Im Sommer 2008 besuchte ich ein beschauliches Tal im Baskenland – und erfuhr dort als erstes vom Lokalredakteur, dass es im Tal die ersten zwei Hausbesetzungen gegeben habe, aber nicht zum Wohnen, sondern als Kultur- bzw. Jugendzentrum. In Bremen hatten wir 1981 eine leerstehende „Faber-Castell-Fabrik“ als ein solches Zentrum besetzt gehabt. Aber das war ein großer Fehler: Die Stadt war nur allzu froh, dass sich 50 und mehr linke Idioten dieses innerstädtischen Schandflecks annahmen – und ihn kostenlos aufhübschten. Eigentlich brauchte damals in Bremen kein Schwein solch ein „Kultur- bzw. Jugendzentrum“ – und die dort wohnenden und unentwegt Wände einreißenden Genossen verdrückten sich denn auch bald zurück in ihre gemütlichen Wohngemeinschaften. Anders in Zürich – dort ging es seit den „Opernkrawallen“ Ende Mai 1980 um das  Autonome Jugendzentrum – AJZ und die „Rote Fabrik“. „Züri brennt!“ drohten sie – und heute ist das Fabrik-„Kollektiv“  eine  konventionelle Veranstaltungsmaschine mit Seeblick und Angestellten, denen die Entstehungsgeschichte „ihres“ Dienstleistungsunternehmens ziemlich am Arsch vorbei geht.

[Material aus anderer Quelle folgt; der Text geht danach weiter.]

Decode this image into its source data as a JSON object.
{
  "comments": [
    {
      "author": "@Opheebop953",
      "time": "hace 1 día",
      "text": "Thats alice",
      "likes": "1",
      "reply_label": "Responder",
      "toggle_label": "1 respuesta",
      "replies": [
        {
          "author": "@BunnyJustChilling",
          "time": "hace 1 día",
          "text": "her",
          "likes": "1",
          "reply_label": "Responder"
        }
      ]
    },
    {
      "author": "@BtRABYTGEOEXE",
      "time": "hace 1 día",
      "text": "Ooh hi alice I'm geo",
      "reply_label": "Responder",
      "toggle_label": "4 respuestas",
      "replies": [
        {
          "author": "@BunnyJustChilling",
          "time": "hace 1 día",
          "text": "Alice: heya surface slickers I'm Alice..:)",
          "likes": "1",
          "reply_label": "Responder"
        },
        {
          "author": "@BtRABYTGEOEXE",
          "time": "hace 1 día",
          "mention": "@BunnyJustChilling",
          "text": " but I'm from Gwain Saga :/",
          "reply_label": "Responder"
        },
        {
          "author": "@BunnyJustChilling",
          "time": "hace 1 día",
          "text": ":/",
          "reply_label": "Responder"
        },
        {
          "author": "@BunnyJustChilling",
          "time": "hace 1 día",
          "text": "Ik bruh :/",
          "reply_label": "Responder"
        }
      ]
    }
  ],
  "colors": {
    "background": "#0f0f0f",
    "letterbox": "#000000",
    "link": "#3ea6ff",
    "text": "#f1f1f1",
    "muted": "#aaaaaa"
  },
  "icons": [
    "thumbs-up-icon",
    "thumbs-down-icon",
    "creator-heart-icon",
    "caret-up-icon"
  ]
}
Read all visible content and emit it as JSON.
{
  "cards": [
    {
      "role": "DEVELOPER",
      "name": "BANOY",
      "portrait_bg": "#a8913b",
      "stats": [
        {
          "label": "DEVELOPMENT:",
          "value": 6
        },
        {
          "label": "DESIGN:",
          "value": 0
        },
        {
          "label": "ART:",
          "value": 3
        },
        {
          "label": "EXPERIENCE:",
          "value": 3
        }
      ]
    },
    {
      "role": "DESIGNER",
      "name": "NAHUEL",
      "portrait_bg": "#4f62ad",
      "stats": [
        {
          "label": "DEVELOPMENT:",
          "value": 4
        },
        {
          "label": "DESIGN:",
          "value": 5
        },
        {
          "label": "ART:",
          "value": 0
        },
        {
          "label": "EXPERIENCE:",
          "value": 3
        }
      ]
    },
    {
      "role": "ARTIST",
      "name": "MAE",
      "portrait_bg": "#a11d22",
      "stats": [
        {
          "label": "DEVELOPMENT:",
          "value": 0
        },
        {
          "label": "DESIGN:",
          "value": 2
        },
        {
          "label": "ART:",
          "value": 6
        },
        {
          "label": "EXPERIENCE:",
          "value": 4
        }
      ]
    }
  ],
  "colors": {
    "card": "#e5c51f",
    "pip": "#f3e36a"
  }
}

In Bremen ging es mit dem dortigen Juwel der Hausbesetzerbewegung, der Faber-Fabrik, dann so zu Ende, dass 80 Kartons mit blauen Faber-Kugelschreibern, die bei der Besetzung im Keller gefunden worden waren, nach nebenan in das ebenfalls von allen Besetzerinnen verlassene „Frauenzentrum“ geschafft wurden, wo nur noch der Gründer des anarchistischen Bremer „Impuls-Verlages“ – Jimmy, mit seinem Schäferhund Maro ausharrte. Der harte Besetzer-Kern, Männer wie Frauen, erwog unterdes, ob man statt der gerade hinter sich gebrachten BluBo-, sprich: Immobilien-Lösung nicht doch eine  „nomadische Kriegsmaschine“ hätte bilden sollen – wie sie damals bereits mit den Wohnwagenleuten (den Rollheimern) und den französischen Theoretikern, Gestalt annahm. Zu diesem Zweck rüstete man erst einmal eine Expedition ins hinterste Anatolien aus – unter der Führung des einst von dort nach Bremen geflüchteten maoistischen Lehrers Suleymann. Dieser bestand aber darauf, dass die Karawane in seine Heimat alle Faber-Castell-Kartons mitnehmen müsse – und konnte sich auch mit diesem „Wahnsinn“ durchsetzen. Schon gleich hinter der Grenze startete er eine gigantische Alphabetisierungskampagne auf Privatbasis, indem er überall Kugelschreiber verteilte. Und das erwies sich dann als ein wahrer Segen – vor allem für die hinter Suleymann Herfahrenden: Immer wenn die Verbindung zwischen des Autos riß, brauchten sie bloß nach Leuten zu suchen, die mit einem blauen Kugelschreiber in der Hemdtasche herumliefen, schon wußten sie, dass sie auf dem richtigen Weg waren.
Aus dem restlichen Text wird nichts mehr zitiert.